#  458  08/04/08  The lessons need to come early.

Last week, I wrote about what is expected of an entering kindergartener.  If a parent read that article and discovered that there were things her child needed to learn, she may be pressed for time.

That is the reason that I regularly address the importance of planning ahead for parenting.  Parenting works much better if it is done as preparation rather than as remediation.

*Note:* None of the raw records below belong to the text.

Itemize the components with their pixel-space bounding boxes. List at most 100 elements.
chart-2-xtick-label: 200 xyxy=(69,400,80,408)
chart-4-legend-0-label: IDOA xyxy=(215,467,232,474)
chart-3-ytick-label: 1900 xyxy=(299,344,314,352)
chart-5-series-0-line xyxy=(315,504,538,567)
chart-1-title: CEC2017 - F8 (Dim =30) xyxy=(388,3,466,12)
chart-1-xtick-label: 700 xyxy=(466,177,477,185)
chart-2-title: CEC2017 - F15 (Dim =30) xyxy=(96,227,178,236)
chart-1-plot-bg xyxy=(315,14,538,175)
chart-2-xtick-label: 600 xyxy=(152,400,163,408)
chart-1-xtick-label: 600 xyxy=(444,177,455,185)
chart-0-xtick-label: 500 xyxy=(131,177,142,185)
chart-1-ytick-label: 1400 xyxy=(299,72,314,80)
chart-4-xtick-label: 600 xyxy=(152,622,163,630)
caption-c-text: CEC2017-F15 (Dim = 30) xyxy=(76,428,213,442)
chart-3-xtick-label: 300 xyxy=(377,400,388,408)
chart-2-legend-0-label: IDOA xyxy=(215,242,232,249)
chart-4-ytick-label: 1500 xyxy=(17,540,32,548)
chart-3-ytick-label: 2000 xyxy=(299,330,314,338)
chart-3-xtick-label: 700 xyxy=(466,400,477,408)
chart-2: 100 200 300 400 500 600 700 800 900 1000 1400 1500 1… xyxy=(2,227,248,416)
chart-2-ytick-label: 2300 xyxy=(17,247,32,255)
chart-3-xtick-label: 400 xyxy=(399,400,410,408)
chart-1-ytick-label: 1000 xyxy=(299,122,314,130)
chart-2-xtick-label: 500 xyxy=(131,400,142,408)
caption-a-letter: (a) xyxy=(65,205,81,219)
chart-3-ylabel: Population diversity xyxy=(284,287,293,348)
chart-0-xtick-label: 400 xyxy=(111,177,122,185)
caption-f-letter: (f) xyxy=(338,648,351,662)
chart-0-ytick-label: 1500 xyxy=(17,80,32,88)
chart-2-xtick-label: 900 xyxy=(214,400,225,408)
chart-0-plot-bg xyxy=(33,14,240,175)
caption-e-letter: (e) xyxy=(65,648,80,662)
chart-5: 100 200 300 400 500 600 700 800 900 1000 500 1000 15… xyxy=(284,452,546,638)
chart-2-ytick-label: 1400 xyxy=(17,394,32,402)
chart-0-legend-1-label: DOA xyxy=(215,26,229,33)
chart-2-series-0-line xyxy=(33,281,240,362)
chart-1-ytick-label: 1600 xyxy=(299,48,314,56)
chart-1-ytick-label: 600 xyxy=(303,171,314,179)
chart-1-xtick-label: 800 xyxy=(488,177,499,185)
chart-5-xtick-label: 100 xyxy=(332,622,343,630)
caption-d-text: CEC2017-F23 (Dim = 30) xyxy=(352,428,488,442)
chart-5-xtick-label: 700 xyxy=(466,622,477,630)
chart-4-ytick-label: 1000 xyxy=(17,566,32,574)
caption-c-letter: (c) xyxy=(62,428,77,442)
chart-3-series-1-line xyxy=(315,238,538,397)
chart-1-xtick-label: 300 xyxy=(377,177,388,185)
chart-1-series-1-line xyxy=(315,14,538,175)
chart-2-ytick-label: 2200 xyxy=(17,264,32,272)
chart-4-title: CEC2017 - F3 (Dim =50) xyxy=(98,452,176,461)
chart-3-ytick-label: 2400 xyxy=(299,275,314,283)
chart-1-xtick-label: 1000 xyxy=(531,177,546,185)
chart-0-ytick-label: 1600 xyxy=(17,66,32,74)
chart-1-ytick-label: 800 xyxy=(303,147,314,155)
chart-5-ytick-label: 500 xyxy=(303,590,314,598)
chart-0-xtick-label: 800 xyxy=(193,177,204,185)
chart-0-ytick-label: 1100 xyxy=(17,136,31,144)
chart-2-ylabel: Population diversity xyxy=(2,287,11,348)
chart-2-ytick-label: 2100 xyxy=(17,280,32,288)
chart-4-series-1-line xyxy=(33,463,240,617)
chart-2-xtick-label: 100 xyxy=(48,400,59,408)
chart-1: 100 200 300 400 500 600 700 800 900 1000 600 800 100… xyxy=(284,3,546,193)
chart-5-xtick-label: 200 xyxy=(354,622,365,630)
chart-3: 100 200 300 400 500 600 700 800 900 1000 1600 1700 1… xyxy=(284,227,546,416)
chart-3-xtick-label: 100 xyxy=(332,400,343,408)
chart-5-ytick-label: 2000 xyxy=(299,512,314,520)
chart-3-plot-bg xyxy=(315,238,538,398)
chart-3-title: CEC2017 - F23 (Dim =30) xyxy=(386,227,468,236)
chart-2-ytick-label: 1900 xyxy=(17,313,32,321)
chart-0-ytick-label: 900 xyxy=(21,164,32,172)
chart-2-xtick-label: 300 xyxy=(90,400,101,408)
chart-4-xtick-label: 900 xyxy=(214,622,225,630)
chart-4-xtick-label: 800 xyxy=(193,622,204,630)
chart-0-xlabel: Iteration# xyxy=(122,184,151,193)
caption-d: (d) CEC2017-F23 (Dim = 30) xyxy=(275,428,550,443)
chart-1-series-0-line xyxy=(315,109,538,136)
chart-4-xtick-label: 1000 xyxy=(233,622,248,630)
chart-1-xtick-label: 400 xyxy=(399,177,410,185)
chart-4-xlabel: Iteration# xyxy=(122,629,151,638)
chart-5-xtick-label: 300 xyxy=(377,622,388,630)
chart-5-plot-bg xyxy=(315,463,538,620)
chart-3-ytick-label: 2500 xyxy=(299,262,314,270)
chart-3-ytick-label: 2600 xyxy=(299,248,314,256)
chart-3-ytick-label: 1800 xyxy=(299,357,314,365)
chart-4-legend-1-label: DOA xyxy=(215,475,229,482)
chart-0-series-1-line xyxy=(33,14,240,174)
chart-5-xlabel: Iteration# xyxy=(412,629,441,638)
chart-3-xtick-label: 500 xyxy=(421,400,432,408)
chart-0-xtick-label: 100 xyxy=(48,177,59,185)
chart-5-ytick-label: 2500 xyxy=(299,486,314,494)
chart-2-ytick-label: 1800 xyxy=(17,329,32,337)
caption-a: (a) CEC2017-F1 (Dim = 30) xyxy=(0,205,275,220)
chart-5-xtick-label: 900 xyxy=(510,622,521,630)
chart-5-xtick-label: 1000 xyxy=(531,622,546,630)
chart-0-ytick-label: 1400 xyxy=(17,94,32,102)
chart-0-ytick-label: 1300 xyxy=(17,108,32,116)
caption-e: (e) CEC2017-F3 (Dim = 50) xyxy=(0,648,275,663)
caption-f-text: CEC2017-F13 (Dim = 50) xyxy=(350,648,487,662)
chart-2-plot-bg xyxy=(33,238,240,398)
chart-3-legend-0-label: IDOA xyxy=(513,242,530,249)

This column is titled, “Train up a child…” based on Proverbs 22:6:  “Train up a child in the way he should go, and when he is old he will not turn from it.”  I chose that verse because I know the importance of proper training.  And because training is more than just telling, it takes time.      
Here is a good rule of thumb:  Find out at what age your child will be faced with an issue.  Subtract three or four years.  That is the very latest you should begin training.  The problem is that most parents do not have a realistic concept of when their children will be faced with an issue.
I am a member of a women’s service club, Soroptimist International of Plainview.  One of the services that we do in our community is to mentor a group of fifth grade girls.  Thanks to television and to peers, these girls think they are very knowledgeable about boys and sex.  (You would be surprised what you overhear if you hang around young people.)  If fifth grade is the first year boys and sex have been the topics of their conversations, their parents should have begun training them for boy-girl relationships as they entered first grade.  Chances are the girls have discussed this topic even before fifth grade. 

Just remember, we want our children to hear from us before they hear from others.

There are other examples.  If we want our children to handle money well in high school and college, we should give them knowledge and practice in late elementary school.  If we want them to keep their rooms neat, we should teach them to pick up their toys when they are toddlers.  If we want them to have manners and respect for elders, they should be saying “Please” and “Thank you” when they are eighteen months old.  They can open doors for their grandmother when they can reach the door handle.